Встречались еще оптимисты, утверждавшие, будто молодой генерал действует в интересах Бурбонов и будто бы, покончив с якобинцами, он вручит скипетр, выражаясь языком того времени, законным монархам; однако люди, трезво смотревшие на вещи, не верили в это.
Тем временем Европа дрожала перед победителем битв у Лоди, Пирамид и Маренго.
Баронесса ждала до последней минуты, чтобы сделать еще одну попытку и обратиться к маркизе, которая с того дня, когда впервые зашла речь о бриллиантах, ни словом больше не обмолвилась на сей счет и ни разу не поинтересовалась, как и на какие средства живет ее дочь.
Маркиза, казалось, очень удивилась, когда дочь снова заговорила с ней о бриллиантах.
Как и в первый раз, маркиза исчерпала все доводы, какие только могла придумать, пытаясь защитить свои драгоценные украшения, но теперь дело не терпело отлагательства, баронесса настаивала, хотя и с должным уважением, достоинством и спокойствием, так что в конце концов маркиза с тяжкими вздохами вынула из своей шкатулки ожерелье, стоившее около пятнадцати тысяч франков.
Баронесса снова предложила продать вместе все оставшееся и поместить пятьдесят тысяч франков, которые можно было за это выручить, в банк, но маркиза столь решительно восстала против этого предложения, что г-жа де Марсийи поняла: любая подобная попытка не увенчается успехом.
Мало того, маркиза потребовала, чтобы после продажи ожерелья ей оставили тысячу экю на личные мелкие расходы.
Пятнадцать тысяч франков г-жа де Марсийи добыла тем же путем, что и девять тысяч. Как и в первый раз, г-н Дюваль предложил ей все возможные услуги, но, как и в первый раз, г-жа де Марсийи отказалась принять их.
Между тем Сесиль подрастала; теперь она уже стала красивой двенадцатилетней девочкой, серьезной и милой, ласковой и набожной, с личиком ангела во всей его свежести и душой своей матери во всей ее чистоте, какой эта душа была до того, как несчастье иссушило ее.
Из окна мать часто наблюдала за тем, как девочка растет и расцветает среди роз — своих подружек, своих наперсниц и сестер; через три года, думалось ей, Сесиль будет уже почти женщиной, и тут она глубоко вздыхала, задаваясь вопросом, какое будущее уготовано этому чудесному творению природы.
И еще одно обстоятельство сильно беспокоило г-жу де Марсийи, не из-за себя, а опять-таки из-за дочери: она чувствовала, как под воздействием насыщенного туманами английского климата и нескончаемых забот, связанных как с матерью, так и с дочерью, здоровье ее начинает ухудшаться.

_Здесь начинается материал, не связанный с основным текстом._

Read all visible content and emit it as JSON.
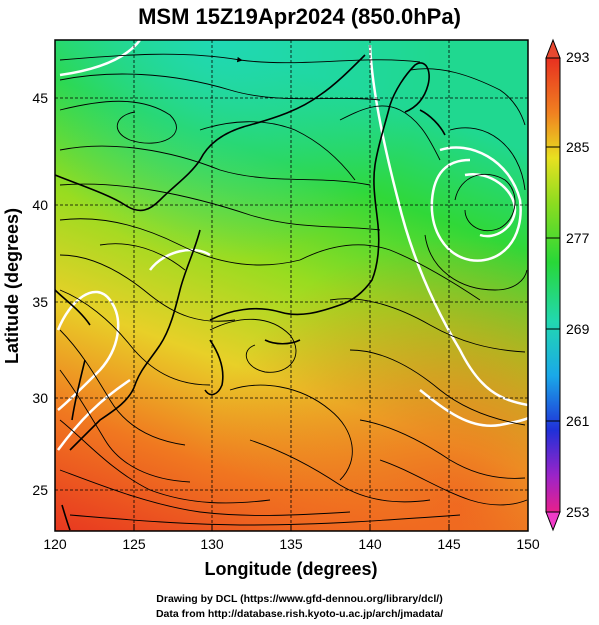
{
  "title": "MSM 15Z19Apr2024 (850.0hPa)",
  "xlabel": "Longitude (degrees)",
  "ylabel": "Latitude  (degrees)",
  "x_ticks": [
    "120",
    "125",
    "130",
    "135",
    "140",
    "145",
    "150"
  ],
  "y_ticks": [
    "25",
    "30",
    "35",
    "40",
    "45"
  ],
  "colorbar": {
    "labels": [
      "293",
      "285",
      "277",
      "269",
      "261",
      "253"
    ],
    "min": 253,
    "max": 293,
    "colors": [
      "#e8208c",
      "#9b24c8",
      "#2030d8",
      "#1aa8e8",
      "#22d8b0",
      "#28d838",
      "#8cdc20",
      "#e8e020",
      "#f08020",
      "#e83020"
    ]
  },
  "credits": {
    "line1": "Drawing by DCL (https://www.gfd-dennou.org/library/dcl/)",
    "line2": "Data from http://database.rish.kyoto-u.ac.jp/arch/jmadata/"
  },
  "chart_data": {
    "type": "heatmap",
    "field": "temperature at 850.0hPa with wind streamlines",
    "xlim": [
      120,
      150
    ],
    "ylim": [
      22.5,
      48
    ],
    "colorbar_range": [
      253,
      293
    ],
    "grid": true
  }
}
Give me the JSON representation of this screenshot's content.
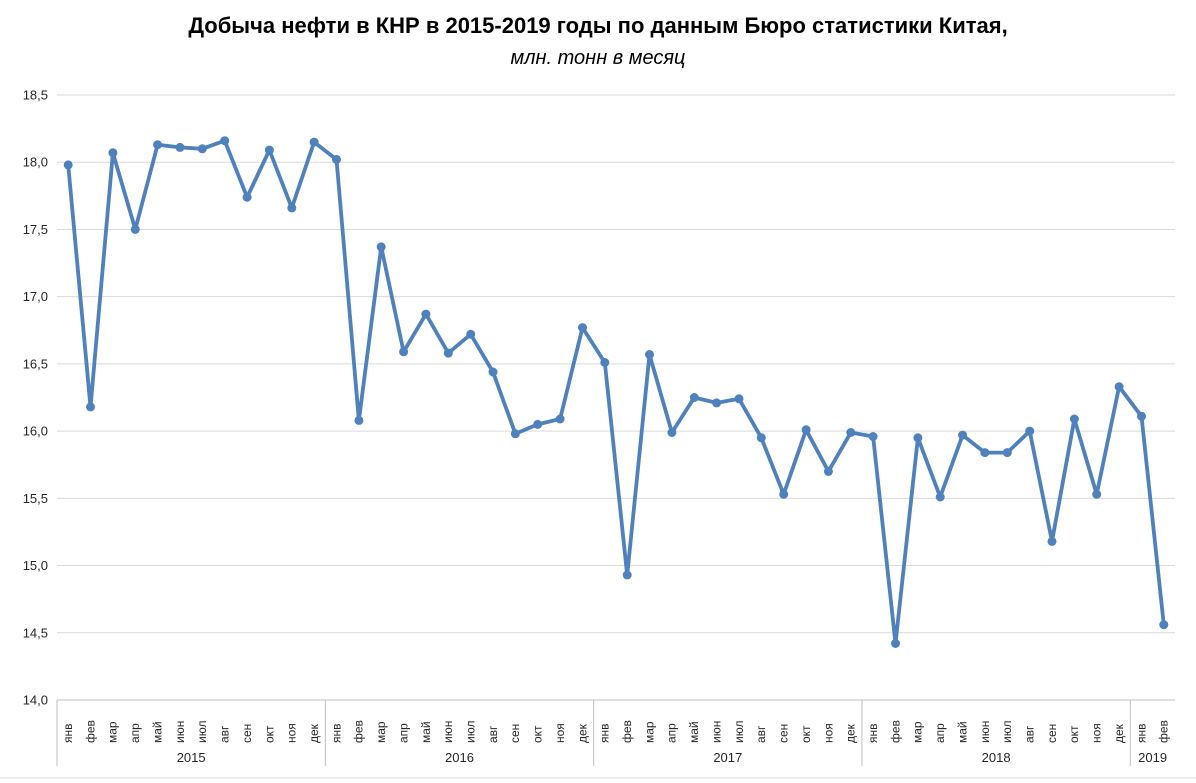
{
  "title": "Добыча нефти в КНР в 2015-2019 годы по данным Бюро статистики Китая,",
  "subtitle": "млн. тонн в месяц",
  "chart_data": {
    "type": "line",
    "title": "Добыча нефти в КНР в 2015-2019 годы по данным Бюро статистики Китая,",
    "subtitle": "млн. тонн в месяц",
    "ylabel": "",
    "xlabel": "",
    "ylim": [
      14.0,
      18.5
    ],
    "grid": true,
    "legend": "none",
    "y_ticks": [
      "18,5",
      "18,0",
      "17,5",
      "17,0",
      "16,5",
      "16,0",
      "15,5",
      "15,0",
      "14,5",
      "14,0"
    ],
    "month_labels": [
      "янв",
      "фев",
      "мар",
      "апр",
      "май",
      "июн",
      "июл",
      "авг",
      "сен",
      "окт",
      "ноя",
      "дек"
    ],
    "year_groups": [
      {
        "label": "2015",
        "months": 12
      },
      {
        "label": "2016",
        "months": 12
      },
      {
        "label": "2017",
        "months": 12
      },
      {
        "label": "2018",
        "months": 12
      },
      {
        "label": "2019",
        "months": 2
      }
    ],
    "series": [
      {
        "name": "Добыча нефти, млн. тонн в месяц",
        "values": [
          17.98,
          16.18,
          18.07,
          17.5,
          18.13,
          18.11,
          18.1,
          18.16,
          17.74,
          18.09,
          17.66,
          18.15,
          18.02,
          16.08,
          17.37,
          16.59,
          16.87,
          16.58,
          16.72,
          16.44,
          15.98,
          16.05,
          16.09,
          16.77,
          16.51,
          14.93,
          16.57,
          15.99,
          16.25,
          16.21,
          16.24,
          15.95,
          15.53,
          16.01,
          15.7,
          15.99,
          15.96,
          14.42,
          15.95,
          15.51,
          15.97,
          15.84,
          15.84,
          16.0,
          15.18,
          16.09,
          15.53,
          16.33,
          16.11,
          14.56
        ]
      }
    ],
    "colors": {
      "line": "#4F81BD",
      "gridline": "#D9D9D9",
      "axis": "#BFBFBF",
      "label_text": "#262626"
    }
  }
}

У г-жи де Марсийи всегда были слабые легкие, и хотя, дожив до тридцати двух лет, она ни разу серьезно не болела, полностью победить врожденный изъян здоровья ей так и не удалось, и в последнее время, особенно осенью, она ощущала смутное недомогание, страшные симптомы неумолимой болезни.

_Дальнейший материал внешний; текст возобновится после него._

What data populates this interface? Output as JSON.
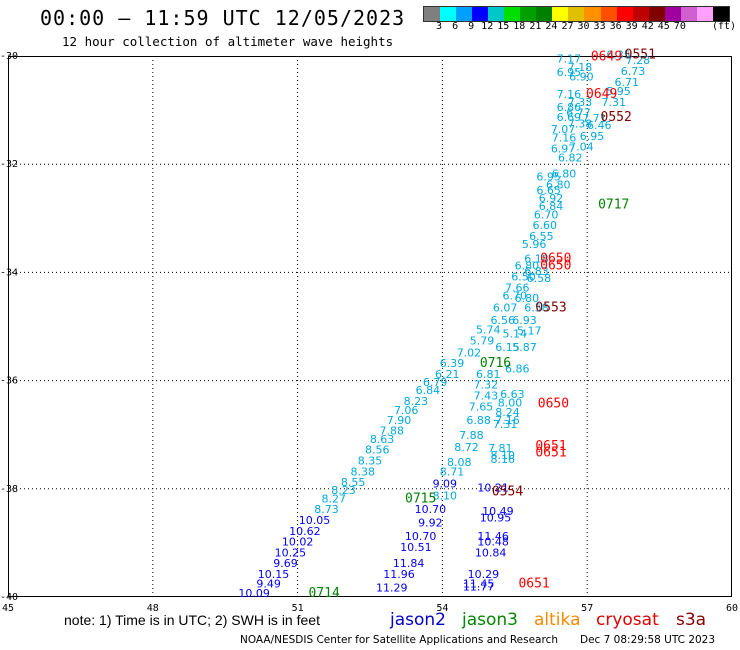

Между тем никто другой, кроме самой г-жи де Марсийи, не мог заметить незримого заболевания. Напротив, постороннему глазу ее здоровье не должно было внушать ни малейших опасений; обычно бледное лицо окрашивал румянец, казавшийся свидетельством второй молодости; ее речь, обычно несколько замедленная и степенная после пережитого несчастья и печали, порой вдруг воспламенялась, и в голосе появлялись резкие интонации, свидетельствовавшие о лихорадочном возбуждении, которое, однако, вполне можно было принять за избыток жизненной энергии. Пожалуй, в девические годы мадемуазель де ла Рош-Берто не была столь красивой и привлекательной, как ныне г-жа де Марсийи.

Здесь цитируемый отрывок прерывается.